Here’s a natural for the GI Joe line–Christmas ornaments. This ornament set was released by American Greetings, and is a change from the previous Hallmark ornaments. This set includes three pieces based on the popular Adventure Team Mummy’s Tomb set. It includes the Land Adventurer, his vehicle, and a sarcophagus. The three pieces aren’t to scale with one another, but that’s not a big deal. In fact, the sarcophagus for the real set was much smaller than its true scale would have been.
The detail on this set is pretty amazing, particularly the sarcophagus. The sculpting and hieroglyphs are very crisp, and accentuated by a black wash. There are great little touches as well, like the jewels on both the mummy and the Land Adventurer pieces. Joe even has his signature scar as well as the AT logo on his jacket.
Other 12 inch inspired ornaments included the original Action Soldier, Pilot, Diver, Astronaut, and the Adventure Team Commander with helicopter. Sadly, the Real American Hero era has yet to receive its due on Christmas trees. The closest I’ve seen have been Storm Shadow and Snake Eyes scene ornaments based on the 2009 movie. Think about it, with all the figures and vehicles that have been released during the small scale Joe years, and the size of the figures themselves, Hasbro could have cut a deal with Hallmark or someone else, and had the potential for years of product. Look at long running ornament series like the Lionel trains, or even other licensed product like Star Wars, Star Trek and Marvel and DC Comics.

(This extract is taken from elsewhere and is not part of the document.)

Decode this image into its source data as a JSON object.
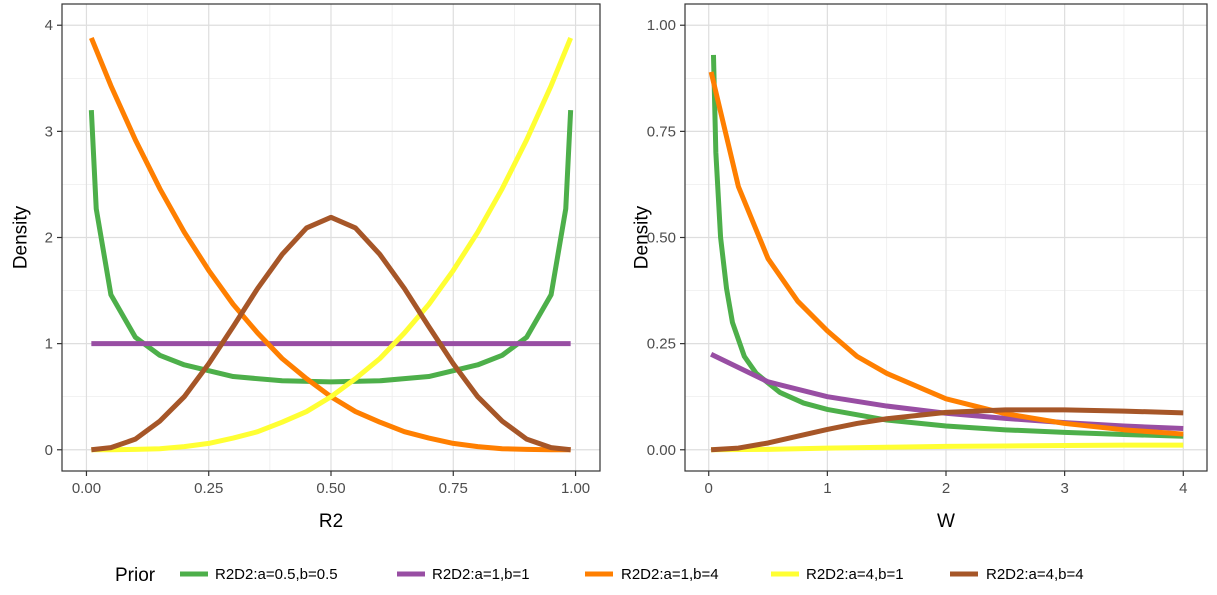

Yes, GI Joe ornaments are among the goofier licensed material released for the brand. I really like the ancillary products associated with GI Joe as much as the toys themselves, and I often find myself pausing to take a look at things some collectors would either find too kitschy or just scoff at. The side oddities are fun little offshoots that are often cheap or downright weird, but the few ornaments released were of a pretty high quality, even if they don’t generally appeal to the main focus of my Joe collection. I think the time is right for 80’s nostalgia to net us some Real American Hero product. Who knows, we may yet get our version of Joe hanging from a Christmas tree one day. Who wouldn’t want a little MOBAT hanging alongside the tinsel and lights?